Liquidator will not compromise on controversial offer

Brokers could be financially destroyed by the Independent Insurance compromise deal on the return of premium and commission, brokers have warned.

The Creditors of Independent Insurance Group (CIIG) broker sub-group has fired a legal letter off to liquidator PricewaterhouseCoopers (PWC), saying it could not accept the deal without several issues being addressed.

Other brokers said the deal meant that PWC had effectively suggested that some brokers were already trading insolvently.

However, PWC liquidator Dan Schwarzmann, who released the deal for Independent's 800 agency brokers last week, was adamant that the vast majority of brokers must agree to the deal for it to go ahead.
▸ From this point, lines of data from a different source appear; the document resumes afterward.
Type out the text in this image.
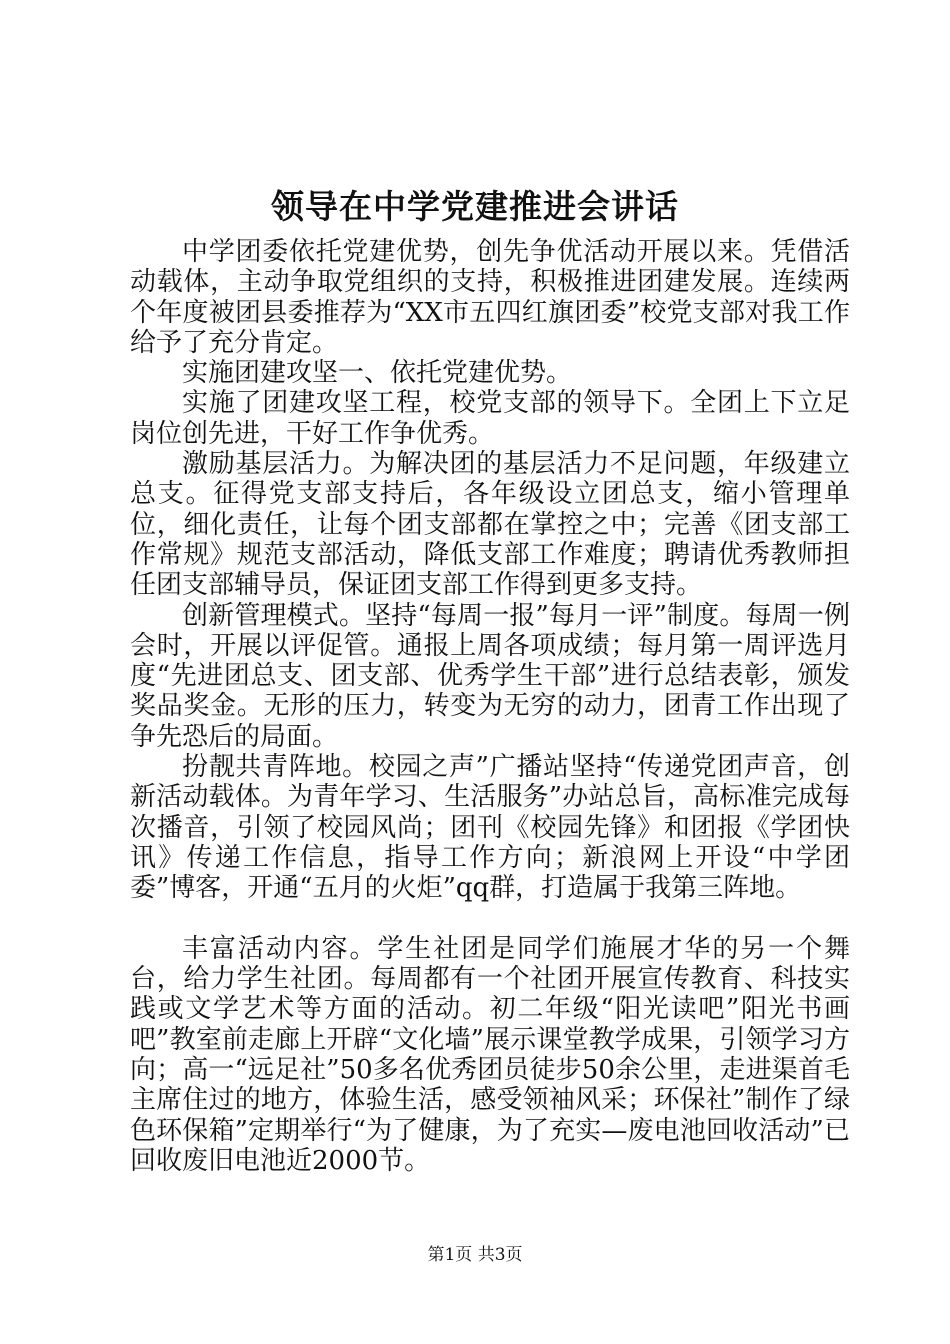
领导在中学党建推进会讲话

中学团委依托党建优势，创先争优活动开展以来。凭借活动载体，主动争取党组织的支持，积极推进团建发展。连续两个年度被团县委推荐为“XX市五四红旗团委”校党支部对我工作给予了充分肯定。

实施团建攻坚一、依托党建优势。

实施了团建攻坚工程，校党支部的领导下。全团上下立足岗位创先进，干好工作争优秀。

激励基层活力。为解决团的基层活力不足问题，年级建立总支。征得党支部支持后，各年级设立团总支，缩小管理单位，细化责任，让每个团支部都在掌控之中；完善《团支部工作常规》规范支部活动，降低支部工作难度；聘请优秀教师担任团支部辅导员，保证团支部工作得到更多支持。

创新管理模式。坚持“每周一报”每月一评”制度。每周一例会时，开展以评促管。通报上周各项成绩；每月第一周评选月度“先进团总支、团支部、优秀学生干部”进行总结表彰，颁发奖品奖金。无形的压力，转变为无穷的动力，团青工作出现了争先恐后的局面。

扮靓共青阵地。校园之声”广播站坚持“传递党团声音，创新活动载体。为青年学习、生活服务”办站总旨，高标准完成每次播音，引领了校园风尚；团刊《校园先锋》和团报《学团快讯》传递工作信息，指导工作方向；新浪网上开设“中学团委”博客，开通“五月的火炬”qq群，打造属于我第三阵地。

丰富活动内容。学生社团是同学们施展才华的另一个舞台，给力学生社团。每周都有一个社团开展宣传教育、科技实践或文学艺术等方面的活动。初二年级“阳光读吧”阳光书画吧”教室前走廊上开辟“文化墙”展示课堂教学成果，引领学习方向；高一“远足社”50多名优秀团员徒步50余公里，走进渠首毛主席住过的地方，体验生活，感受领袖风采；环保社”制作了绿色环保箱”定期举行“为了健康，为了充实—废电池回收活动”已回收废旧电池近2000节。

第1页 共3页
He made it clear that PWC would not make any further compromises.

CIIG chairman and Argyll Insurance Holdings chief executive Kevin Young said the commissions PWC wanted back had already been absorbed in meeting the extra cost of replacing the Independent policies.

"The PWC compromise, which is effectively an ultimatum demanding the return of such commissions, would therefore prejudice the financial stability of many of the brokers involved," he said.
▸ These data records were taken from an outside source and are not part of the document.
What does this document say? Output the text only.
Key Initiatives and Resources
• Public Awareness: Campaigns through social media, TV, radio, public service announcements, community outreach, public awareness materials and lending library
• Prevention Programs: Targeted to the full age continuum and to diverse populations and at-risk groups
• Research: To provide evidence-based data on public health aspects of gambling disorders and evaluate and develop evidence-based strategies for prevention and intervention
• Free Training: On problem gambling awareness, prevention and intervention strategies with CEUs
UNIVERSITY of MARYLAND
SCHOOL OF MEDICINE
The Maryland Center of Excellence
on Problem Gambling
"Brokers are very concerned that the suggested actions would actually cause the collapse of their own businesses."

Other brokers said the legal understanding behind the PWC deal had "enormous implications" for brokers.
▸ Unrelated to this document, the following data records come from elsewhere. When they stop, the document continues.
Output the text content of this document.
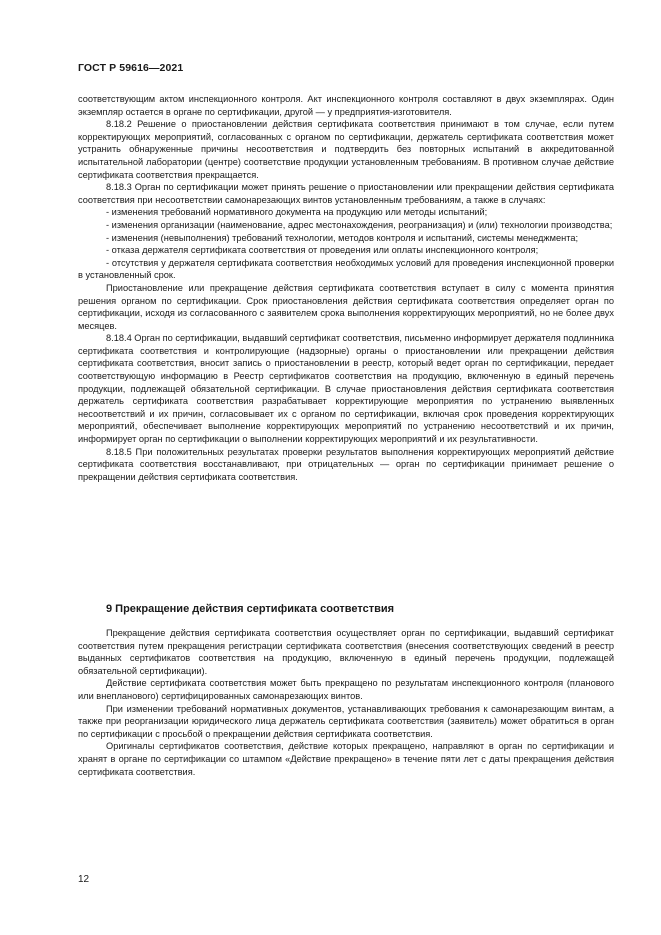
ГОСТ Р 59616—2021

соответствующим актом инспекционного контроля. Акт инспекционного контроля составляют в двух экземплярах. Один экземпляр остается в органе по сертификации, другой — у предприятия-изготовителя.

8.18.2 Решение о приостановлении действия сертификата соответствия принимают в том случае, если путем корректирующих мероприятий, согласованных с органом по сертификации, держатель сертификата соответствия может устранить обнаруженные причины несоответствия и подтвердить без повторных испытаний в аккредитованной испытательной лаборатории (центре) соответствие продукции установленным требованиям. В противном случае действие сертификата соответствия прекращается.

8.18.3 Орган по сертификации может принять решение о приостановлении или прекращении действия сертификата соответствия при несоответствии самонарезающих винтов установленным требованиям, а также в случаях:

- изменения требований нормативного документа на продукцию или методы испытаний;

- изменения организации (наименование, адрес местонахождения, реогранизация) и (или) технологии производства;

- изменения (невыполнения) требований технологии, методов контроля и испытаний, системы менеджмента;

- отказа держателя сертификата соответствия от проведения или оплаты инспекционного контроля;

- отсутствия у держателя сертификата соответствия необходимых условий для проведения инспекционной проверки в установленный срок.

Приостановление или прекращение действия сертификата соответствия вступает в силу с момента принятия решения органом по сертификации. Срок приостановления действия сертификата соответствия определяет орган по сертификации, исходя из согласованного с заявителем срока выполнения корректирующих мероприятий, но не более двух месяцев.

8.18.4 Орган по сертификации, выдавший сертификат соответствия, письменно информирует держателя подлинника сертификата соответствия и контролирующие (надзорные) органы о приостановлении или прекращении действия сертификата соответствия, вносит запись о приостановлении в реестр, который ведет орган по сертификации, передает соответствующую информацию в Реестр сертификатов соответствия на продукцию, включенную в единый перечень продукции, подлежащей обязательной сертификации. В случае приостановления действия сертификата соответствия держатель сертификата соответствия разрабатывает корректирующие мероприятия по устранению выявленных несоответствий и их причин, согласовывает их с органом по сертификации, включая срок проведения корректирующих мероприятий, обеспечивает выполнение корректирующих мероприятий по устранению несоответствий и их причин, информирует орган по сертификации о выполнении корректирующих мероприятий и их результативности.

8.18.5 При положительных результатах проверки результатов выполнения корректирующих мероприятий действие сертификата соответствия восстанавливают, при отрицательных — орган по сертификации принимает решение о прекращении действия сертификата соответствия.

9 Прекращение действия сертификата соответствия

Прекращение действия сертификата соответствия осуществляет орган по сертификации, выдавший сертификат соответствия путем прекращения регистрации сертификата соответствия (внесения соответствующих сведений в реестр выданных сертификатов соответствия на продукцию, включенную в единый перечень продукции, подлежащей обязательной сертификации).

Действие сертификата соответствия может быть прекращено по результатам инспекционного контроля (планового или внепланового) сертифицированных самонарезающих винтов.

При изменении требований нормативных документов, устанавливающих требования к самонарезающим винтам, а также при реорганизации юридического лица держатель сертификата соответствия (заявитель) может обратиться в орган по сертификации с просьбой о прекращении действия сертификата соответствия.

Оригиналы сертификатов соответствия, действие которых прекращено, направляют в орган по сертификации и хранят в органе по сертификации со штампом «Действие прекращено» в течение пяти лет с даты прекращения действия сертификата соответствия.

12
"If the liquidator is legally correct, it doesn't matter whether the policyholder creditors of Independent get any premium refund out of the liquidation for the broker to refund commission following policy cancellation," one broker said.

"Following this logic, should brokers not reserve in their accounts commission at risk until the premium of insurance has expired?

"If so, would we not be classified as insolvent?"

The British Insurance Brokers' Association (Biba) has taken a neutral stance on the deal, refusing to advise brokers to accept or reject the offer.